Sans adieu nous entraîne dans des maisons en forme de bric-à-brac où des nappes en plastique protègent des tables en formica qui jouxtent des bahuts rustiques encombrés de papiers et d’almanachs en tous genres débordant sur les gazinières, ou d’autres buffets et fauteuils occupés par des chiens ou des chats que surplombent des images saintes ou des horloges figées sur une heure depuis longtemps écoulée. Le temps a réellement suspendu son vol dans ce coin de l’Hexagone que l’on prendrait d’emblée pour le bout du monde. Les téléphones sont encore reliés par des fils à leur combiné et l’euro n’a pas tout à fait délogé le Franc dans les conversations. Tout cela aurait de quoi fleurer bon la douce France des clochers, cette terre qui ne ment pas comme dirait l’autre. Heureusement, Christophe Agou n’a aucun goût pour le folklore. Sans adieu ne verse en effet jamais dans une nostalgie malvenue. Comme il le fait remarquer, « qui voudrait vivre aussi chichement qu’eux et être aussi peu entendus ? »

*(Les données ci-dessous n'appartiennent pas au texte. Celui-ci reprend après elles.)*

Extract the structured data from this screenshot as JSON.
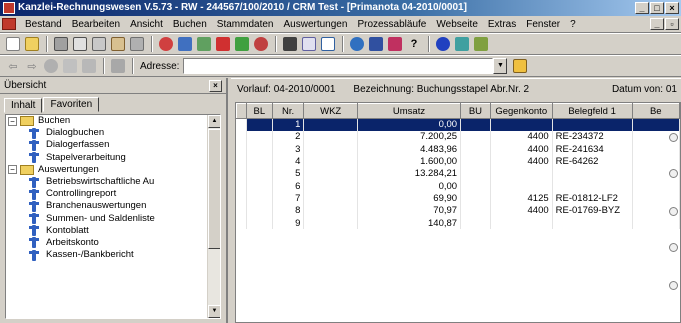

Et pourtant ce n’est pas faute de parler et de crier. C’est Jean-Clément qui tient tête à ceux venus prendre son troupeau à cause d’un cas de vache folle. C’est Claudette, avec son bonnet qui pourrait servir de nid à ses poules, qui crie après son chien Titi, après son coq qui a disparu, après la banque et son langage procédurier qui semblent ici encore plus absurde que d’habitude. Tous luttent pour conserver une dignité que l’époque leur refuse. Le XXI° siècle n’est présent qu’à travers une voix au téléphone ou un courrier administratif incompréhensible : des entités désincarnées qui renforcent encore le sentiment d’abandon. Les fermes ne se lèguent plus de génération en génération et les ouvriers agricoles ont remplacé les paysans, le temps s’est emballé et les a laissés derrière. Sans voix-off, avec son image quasi amateur et son bruit numérique, Sans adieu nous prend à la gorge. Des diapositives en couleur montrent les fêtes en famille et le bonheur passé auprès d’un frère depuis disparu ; une nouvelle vie qui commence dans une maison neuve mais vide…à plusieurs reprises le film est triste à pleurer.
La façon dont Christophe Agou cadre les dos voûtés et les mains déformées par le travail, sa complicité avec les personnes filmées atténuent la tristesse ressentie. Finalement, le réalisateur a atteint son objectif. Grâce à lui, ces témoins d’une époque en train de disparaître sont vus. Et entendus.